Predicted and actual amino acid sequence comparison of SrMV coat protein cDNA. Based on the cDNA sequence of the SrMV coat protein gene from HN-lg-1 clones, the predicted (Pred.) and actual (Ident.) amino acid sequences identified via MALDI-TOF/TOF were aligned. Portions highlighted in red were polypeptides verified by MS/MS. Asterisks (*) indicate a mismatch between the predicted and actual sequences identified by both MALDI-TOF/TOF and MS/MS.

We also considered codon bias to be a possible cause. Lower concentrations of certain tRNA molecules in the host may result in amino acid substitutions during translation. However, the apparent variations were consistent and only affected select amino acids, suggesting a more controlled mechanism such as post-translational modification. Additionally, there is a lack of evidence demonstrating that plant viral codon usage is adapted to that of the host; it instead seems to stem from mutational biases, possibly caused by viral genomic structure (Adams and Antoniw, 2004, Cardinale et al., 2013).
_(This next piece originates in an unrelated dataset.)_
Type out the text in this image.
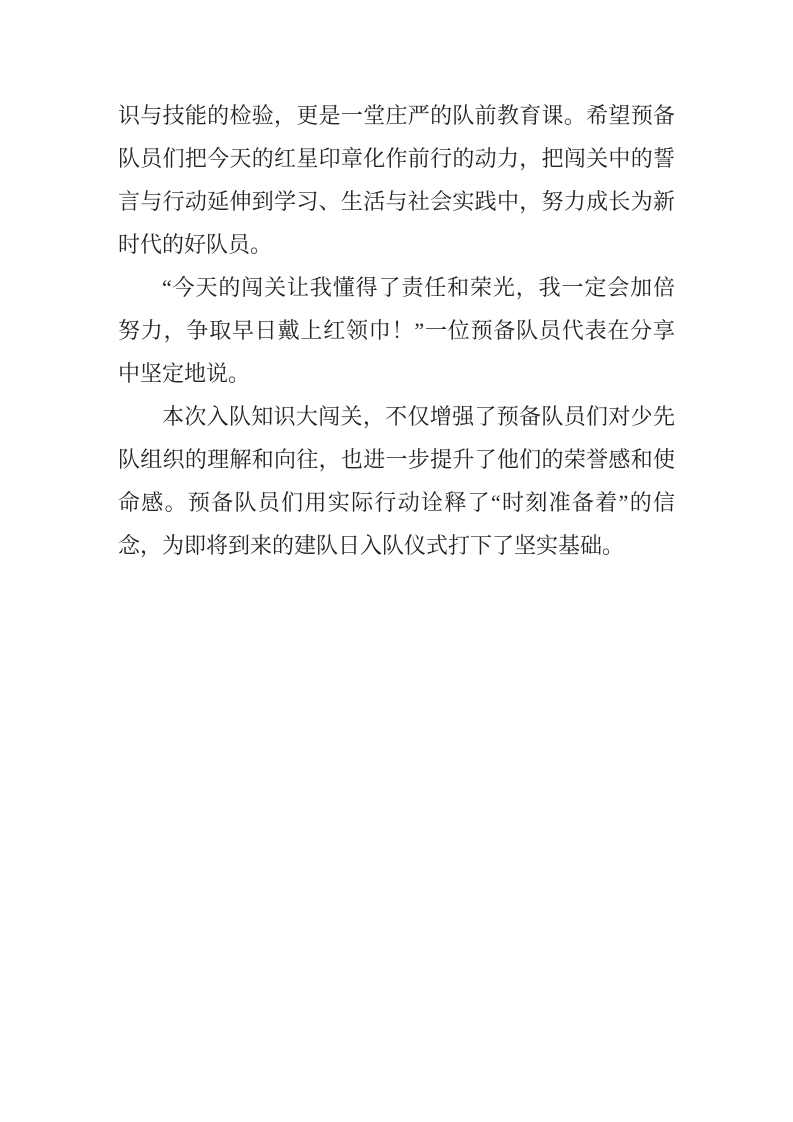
识与技能的检验，更是一堂庄严的队前教育课。希望预备队员们把今天的红星印章化作前行的动力，把闯关中的誓言与行动延伸到学习、生活与社会实践中，努力成长为新时代的好队员。

“今天的闯关让我懂得了责任和荣光，我一定会加倍努力，争取早日戴上红领巾！”一位预备队员代表在分享中坚定地说。

本次入队知识大闯关，不仅增强了预备队员们对少先队组织的理解和向往，也进一步提升了他们的荣誉感和使命感。预备队员们用实际行动诠释了“时刻准备着”的信念，为即将到来的建队日入队仪式打下了坚实基础。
The physiological effects of these modifications and/or variations are not known. The CP plays many roles in cell-to-cell and systemic movement, encapsulation of the genome, association with aphid vectors and regulation of replication (Urcuqui-Inchima et al., 2001). Previous studies have shown that several key residues and regions of Potyvirus CPs are vital for proper functioning. When the N-terminal DAG motif or proximal residues are varied, aphid transmission of Tobacco vein mottling virus and Tobacco etch virus is no longer possible or significantly impaired (Atreya et al., 1991, Atreya et al., 1995, López-Moya et al., 1999). Select mutations in the core of the Plum pox virus CP rendered the virus unable to move systemically throughout a host or assemble new virions (Varrelmann and Maiss, 2000). While we did not conduct any mutational studies, it is possible that the modified or varied residues play vital roles in SrMV pathogenicity and virulence. Moreover, we did not inspect the full CP. There may be other modifications or variations which have important implications. Future studies will have to further investigate the causes and effects of the discrepancies between the predicted and actual amino acid sequences.

Author contributions

G. Yin designed the experiments. Y.L. Zhang and H. Wang performed the experiments. All authors co-prepared the manuscript.

Conflict of interest

The authors declare that there is no conflict of interest.